Storing and Freezing
Despite being fried, these actually store quite well. You want to start by allowing them to cool, open side down, on a paper towel or a cookie rack.
From there, you can dust with powdered sugar and eat right away, or use a few different storage methods.
Layer the cookies, using parchment or wax paper between them, and store in an airtight container for up to 3 days. Reheat on a baking sheet at 300 degrees F for 2 minutes and then allow to cool to get crispy again.
If you want to freeze your rosette cookies, use the same layering method, but store in a freezer container or bag (just be careful laying anything on top of them so they don’t get broken or smashed). No need to defrost them. Reheat on a baking sheet at 300 degrees F for 3-5 minutes until nice and crispy.
It’s important you watch these carefully as they reheat in the oven. It’s really easy to defrost them.
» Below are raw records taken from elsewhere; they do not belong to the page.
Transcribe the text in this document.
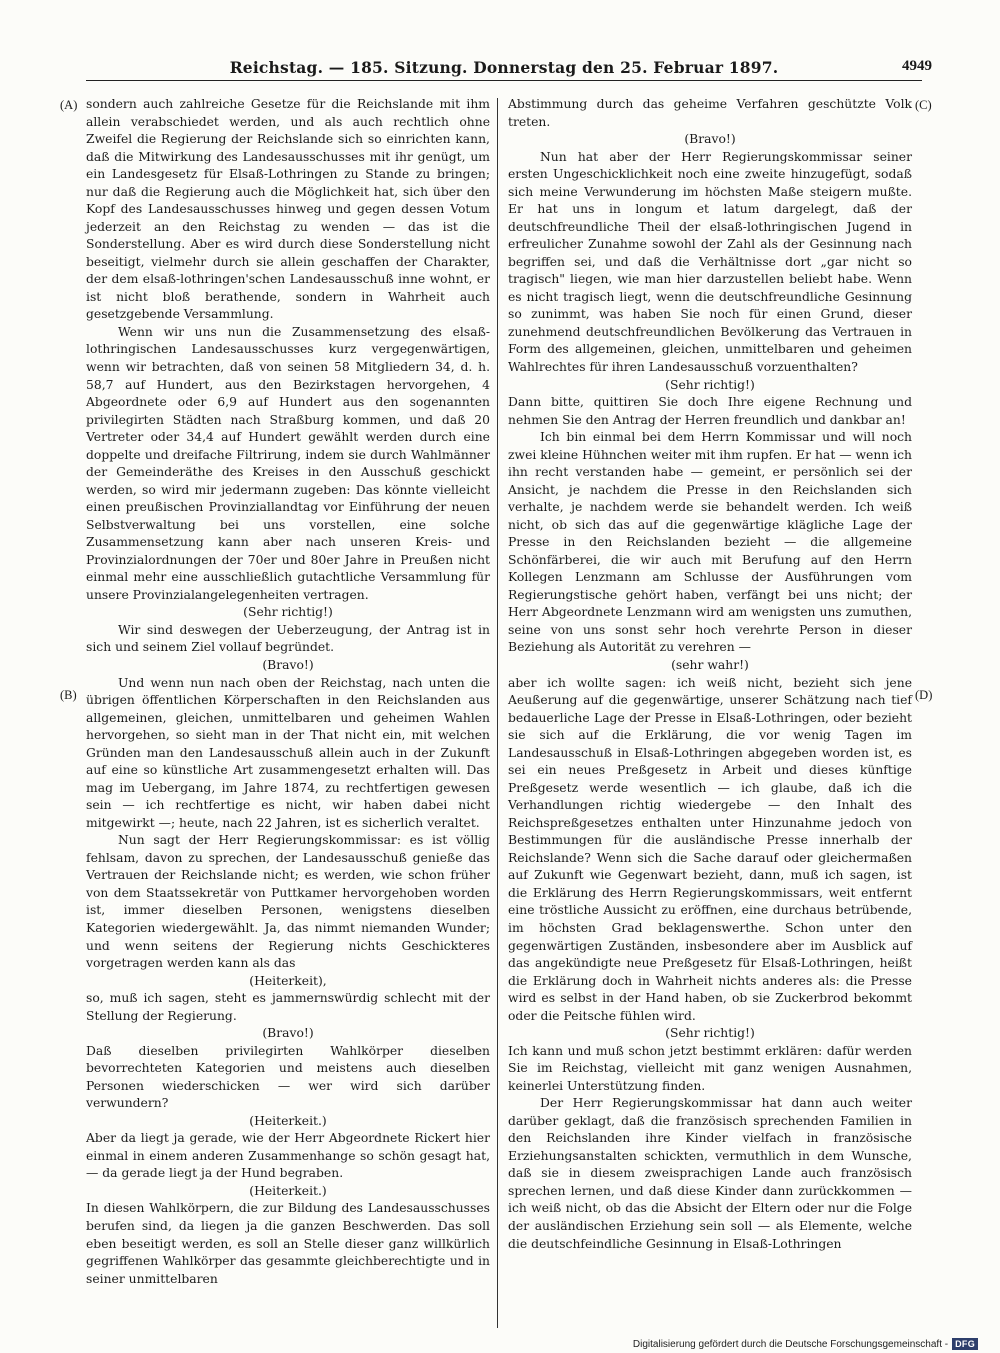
Reichstag. — 185. Sitzung. Donnerstag den 25. Februar 1897.	4949
(A)
(B)
(C)
(D)

sondern auch zahlreiche Gesetze für die Reichslande mit ihm allein verabschiedet werden, und als auch rechtlich ohne Zweifel die Regierung der Reichslande sich so einrichten kann, daß die Mitwirkung des Landesausschusses mit ihr genügt, um ein Landesgesetz für Elsaß-Lothringen zu Stande zu bringen; nur daß die Regierung auch die Möglichkeit hat, sich über den Kopf des Landesausschusses hinweg und gegen dessen Votum jederzeit an den Reichstag zu wenden — das ist die Sonderstellung. Aber es wird durch diese Sonderstellung nicht beseitigt, vielmehr durch sie allein geschaffen der Charakter, der dem elsaß-lothringen'schen Landesausschuß inne wohnt, er ist nicht bloß berathende, sondern in Wahrheit auch gesetzgebende Versammlung.

Wenn wir uns nun die Zusammensetzung des elsaß-lothringischen Landesausschusses kurz vergegenwärtigen, wenn wir betrachten, daß von seinen 58 Mitgliedern 34, d. h. 58,7 auf Hundert, aus den Bezirkstagen hervorgehen, 4 Abgeordnete oder 6,9 auf Hundert aus den sogenannten privilegirten Städten nach Straßburg kommen, und daß 20 Vertreter oder 34,4 auf Hundert gewählt werden durch eine doppelte und dreifache Filtrirung, indem sie durch Wahlmänner der Gemeinderäthe des Kreises in den Ausschuß geschickt werden, so wird mir jedermann zugeben: Das könnte vielleicht einen preußischen Provinziallandtag vor Einführung der neuen Selbstverwaltung bei uns vorstellen, eine solche Zusammensetzung kann aber nach unseren Kreis- und Provinzialordnungen der 70er und 80er Jahre in Preußen nicht einmal mehr eine ausschließlich gutachtliche Versammlung für unsere Provinzialangelegenheiten vertragen.

(Sehr richtig!)

Wir sind deswegen der Ueberzeugung, der Antrag ist in sich und seinem Ziel vollauf begründet.

(Bravo!)

Und wenn nun nach oben der Reichstag, nach unten die übrigen öffentlichen Körperschaften in den Reichslanden aus allgemeinen, gleichen, unmittelbaren und geheimen Wahlen hervorgehen, so sieht man in der That nicht ein, mit welchen Gründen man den Landesausschuß allein auch in der Zukunft auf eine so künstliche Art zusammengesetzt erhalten will. Das mag im Uebergang, im Jahre 1874, zu rechtfertigen gewesen sein — ich rechtfertige es nicht, wir haben dabei nicht mitgewirkt —; heute, nach 22 Jahren, ist es sicherlich veraltet.

Nun sagt der Herr Regierungskommissar: es ist völlig fehlsam, davon zu sprechen, der Landesausschuß genieße das Vertrauen der Reichslande nicht; es werden, wie schon früher von dem Staatssekretär von Puttkamer hervorgehoben worden ist, immer dieselben Personen, wenigstens dieselben Kategorien wiedergewählt. Ja, das nimmt niemanden Wunder; und wenn seitens der Regierung nichts Geschickteres vorgetragen werden kann als das

(Heiterkeit),

so, muß ich sagen, steht es jammernswürdig schlecht mit der Stellung der Regierung.

(Bravo!)

Daß dieselben privilegirten Wahlkörper dieselben bevorrechteten Kategorien und meistens auch dieselben Personen wiederschicken — wer wird sich darüber verwundern?

(Heiterkeit.)

Aber da liegt ja gerade, wie der Herr Abgeordnete Rickert hier einmal in einem anderen Zusammenhange so schön gesagt hat, — da gerade liegt ja der Hund begraben.

(Heiterkeit.)

In diesen Wahlkörpern, die zur Bildung des Landesausschusses berufen sind, da liegen ja die ganzen Beschwerden. Das soll eben beseitigt werden, es soll an Stelle dieser ganz willkürlich gegriffenen Wahlkörper das gesammte gleichberechtigte und in seiner unmittelbaren

Abstimmung durch das geheime Verfahren geschützte Volk treten.

(Bravo!)

Nun hat aber der Herr Regierungskommissar seiner ersten Ungeschicklichkeit noch eine zweite hinzugefügt, sodaß sich meine Verwunderung im höchsten Maße steigern mußte. Er hat uns in longum et latum dargelegt, daß der deutschfreundliche Theil der elsaß-lothringischen Jugend in erfreulicher Zunahme sowohl der Zahl als der Gesinnung nach begriffen sei, und daß die Verhältnisse dort „gar nicht so tragisch" liegen, wie man hier darzustellen beliebt habe. Wenn es nicht tragisch liegt, wenn die deutschfreundliche Gesinnung so zunimmt, was haben Sie noch für einen Grund, dieser zunehmend deutschfreundlichen Bevölkerung das Vertrauen in Form des allgemeinen, gleichen, unmittelbaren und geheimen Wahlrechtes für ihren Landesausschuß vorzuenthalten?

(Sehr richtig!)

Dann bitte, quittiren Sie doch Ihre eigene Rechnung und nehmen Sie den Antrag der Herren freundlich und dankbar an!

Ich bin einmal bei dem Herrn Kommissar und will noch zwei kleine Hühnchen weiter mit ihm rupfen. Er hat — wenn ich ihn recht verstanden habe — gemeint, er persönlich sei der Ansicht, je nachdem die Presse in den Reichslanden sich verhalte, je nachdem werde sie behandelt werden. Ich weiß nicht, ob sich das auf die gegenwärtige klägliche Lage der Presse in den Reichslanden bezieht — die allgemeine Schönfärberei, die wir auch mit Berufung auf den Herrn Kollegen Lenzmann am Schlusse der Ausführungen vom Regierungstische gehört haben, verfängt bei uns nicht; der Herr Abgeordnete Lenzmann wird am wenigsten uns zumuthen, seine von uns sonst sehr hoch verehrte Person in dieser Beziehung als Autorität zu verehren —

(sehr wahr!)

aber ich wollte sagen: ich weiß nicht, bezieht sich jene Aeußerung auf die gegenwärtige, unserer Schätzung nach tief bedauerliche Lage der Presse in Elsaß-Lothringen, oder bezieht sie sich auf die Erklärung, die vor wenig Tagen im Landesausschuß in Elsaß-Lothringen abgegeben worden ist, es sei ein neues Preßgesetz in Arbeit und dieses künftige Preßgesetz werde wesentlich — ich glaube, daß ich die Verhandlungen richtig wiedergebe — den Inhalt des Reichspreßgesetzes enthalten unter Hinzunahme jedoch von Bestimmungen für die ausländische Presse innerhalb der Reichslande? Wenn sich die Sache darauf oder gleichermaßen auf Zukunft wie Gegenwart bezieht, dann, muß ich sagen, ist die Erklärung des Herrn Regierungskommissars, weit entfernt eine tröstliche Aussicht zu eröffnen, eine durchaus betrübende, im höchsten Grad beklagenswerthe. Schon unter den gegenwärtigen Zuständen, insbesondere aber im Ausblick auf das angekündigte neue Preßgesetz für Elsaß-Lothringen, heißt die Erklärung doch in Wahrheit nichts anderes als: die Presse wird es selbst in der Hand haben, ob sie Zuckerbrod bekommt oder die Peitsche fühlen wird.

(Sehr richtig!)

Ich kann und muß schon jetzt bestimmt erklären: dafür werden Sie im Reichstag, vielleicht mit ganz wenigen Ausnahmen, keinerlei Unterstützung finden.

Der Herr Regierungskommissar hat dann auch weiter darüber geklagt, daß die französisch sprechenden Familien in den Reichslanden ihre Kinder vielfach in französische Erziehungsanstalten schickten, vermuthlich in dem Wunsche, daß sie in diesem zweisprachigen Lande auch französisch sprechen lernen, und daß diese Kinder dann zurückkommen — ich weiß nicht, ob das die Absicht der Eltern oder nur die Folge der ausländischen Erziehung sein soll — als Elemente, welche die deutschfeindliche Gesinnung in Elsaß-Lothringen

Digitalisierung gefördert durch die Deutsche Forschungsgemeinschaft - DFG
If you do plan to store them and reheat, I recommend not dusting them with powdered sugar until they’re ready to serve.
For this recipe, you do need both rosette cookie irons and a good candy or frying thermometer. A deep, heavy bottomed pot, like a dutch oven, is also really helpful to keep the oil for splattering too much.
Rosette cookie irons come in so many different shapes and sizes, making them perfect for any holiday.
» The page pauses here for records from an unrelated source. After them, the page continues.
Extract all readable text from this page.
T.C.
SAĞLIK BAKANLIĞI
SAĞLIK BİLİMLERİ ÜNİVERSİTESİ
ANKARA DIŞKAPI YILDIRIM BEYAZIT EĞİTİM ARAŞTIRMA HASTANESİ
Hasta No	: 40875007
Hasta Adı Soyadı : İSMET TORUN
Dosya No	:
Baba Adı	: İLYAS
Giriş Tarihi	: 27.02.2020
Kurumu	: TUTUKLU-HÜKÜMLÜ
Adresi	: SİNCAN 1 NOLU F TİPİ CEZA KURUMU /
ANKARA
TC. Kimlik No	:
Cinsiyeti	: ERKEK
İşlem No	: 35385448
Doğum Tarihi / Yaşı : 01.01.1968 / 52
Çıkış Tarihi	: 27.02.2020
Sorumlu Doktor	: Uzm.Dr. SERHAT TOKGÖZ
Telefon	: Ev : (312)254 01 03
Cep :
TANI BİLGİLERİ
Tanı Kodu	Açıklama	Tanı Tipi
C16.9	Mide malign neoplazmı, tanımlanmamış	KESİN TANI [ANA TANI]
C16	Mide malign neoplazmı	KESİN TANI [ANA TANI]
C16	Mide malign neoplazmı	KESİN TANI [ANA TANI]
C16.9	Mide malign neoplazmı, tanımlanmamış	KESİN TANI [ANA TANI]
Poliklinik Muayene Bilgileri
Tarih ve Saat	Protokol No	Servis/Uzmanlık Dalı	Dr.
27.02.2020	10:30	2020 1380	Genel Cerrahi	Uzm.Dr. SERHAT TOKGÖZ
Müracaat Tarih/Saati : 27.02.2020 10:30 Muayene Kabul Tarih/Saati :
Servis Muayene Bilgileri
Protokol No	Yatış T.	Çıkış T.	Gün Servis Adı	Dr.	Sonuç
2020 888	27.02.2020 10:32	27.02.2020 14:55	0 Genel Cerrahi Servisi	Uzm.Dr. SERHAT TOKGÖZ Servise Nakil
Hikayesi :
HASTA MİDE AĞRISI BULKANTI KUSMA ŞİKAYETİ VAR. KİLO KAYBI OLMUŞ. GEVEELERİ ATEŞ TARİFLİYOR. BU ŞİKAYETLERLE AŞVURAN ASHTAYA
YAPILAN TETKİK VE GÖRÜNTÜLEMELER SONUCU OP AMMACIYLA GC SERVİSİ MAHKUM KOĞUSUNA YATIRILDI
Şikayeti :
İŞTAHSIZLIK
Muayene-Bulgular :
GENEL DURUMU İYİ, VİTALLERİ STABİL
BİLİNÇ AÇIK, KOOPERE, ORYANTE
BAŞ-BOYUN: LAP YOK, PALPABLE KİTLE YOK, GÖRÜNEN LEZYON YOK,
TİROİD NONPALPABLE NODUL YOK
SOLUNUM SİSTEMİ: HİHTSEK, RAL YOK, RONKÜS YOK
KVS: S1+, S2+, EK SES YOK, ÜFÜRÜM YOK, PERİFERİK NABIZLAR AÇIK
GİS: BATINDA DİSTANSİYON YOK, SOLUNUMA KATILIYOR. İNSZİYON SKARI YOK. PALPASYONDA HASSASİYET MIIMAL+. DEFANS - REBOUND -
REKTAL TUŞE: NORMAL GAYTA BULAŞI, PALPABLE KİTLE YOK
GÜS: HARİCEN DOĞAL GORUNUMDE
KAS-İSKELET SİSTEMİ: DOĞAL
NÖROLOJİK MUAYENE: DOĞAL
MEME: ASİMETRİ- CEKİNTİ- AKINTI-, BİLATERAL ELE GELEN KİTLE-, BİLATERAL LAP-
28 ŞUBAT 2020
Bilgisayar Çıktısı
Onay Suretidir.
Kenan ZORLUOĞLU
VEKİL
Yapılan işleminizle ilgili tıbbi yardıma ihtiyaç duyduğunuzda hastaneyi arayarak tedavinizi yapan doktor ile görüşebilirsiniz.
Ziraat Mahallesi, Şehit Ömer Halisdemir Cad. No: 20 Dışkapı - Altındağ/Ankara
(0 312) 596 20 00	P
The last essentials you’ll need:
- A Candy/Deep Fryer Thermometer
- Flour sifter
More Holiday Cookies
For more holiday cookie recipes like these cookies, check out these links.
- 2 teaspoons sugar
- 2 large eggs, slightly beaten
- 1 cup sifted flour
- 1/4 teaspoon salt (table salt)
- 1 cup milk
- 2½ teaspoons vanilla extract
- vegetable oil or canola oil
- powdered sugar
- Add sugar to the slightly beaten eggs, then add in the milk. Sift flour with the salt, then stir into the egg mixture, beating until smooth. This should be a consistency comparable to heavy cream. Add in the vanilla extract, stirring till just combined.
- In a heavy pot like a dutch oven or deep fryer, add about 2 inches of vegetable oil. Heat to 375 degrees F on your candy or deep fryer thermometer for about 1-2 minutes. Do not get too hot or it will burn your batter! Attach the rosette iron molds to the handle and immerse in the hot oil until heated. Shake off any excess oil or blot onto a paper towel (this will help the batter adhere better), then place the iron into the batter ONLY to the depth of the mold and not covering the top of the iron mold.
- Place the dipped iron mold into the hot oil and fry for about 30 seconds or until golden brown – the foamy bubbling should subside after the initial frying so you can see. Lift the iron out and allow any excess oil to drip back into the fryer. Gently tap on the rosette or use a knife to loosen it onto a paper towel.
- Cool rosettes with the open side down on a cookie rack or paper towel. Dust with powdered sugar, if desired.
- If your first rosette cookies are not crispy, thin out the batter with a little more milk.
- If your batter is not adhering to the molds or they are not crisping, check the temperature to make sure you’re at 375 degrees and that your mold is getting hot enough.
- Reheat at 300 degrees F for 1-2 minutes from fresh, or 3-5 from frozen.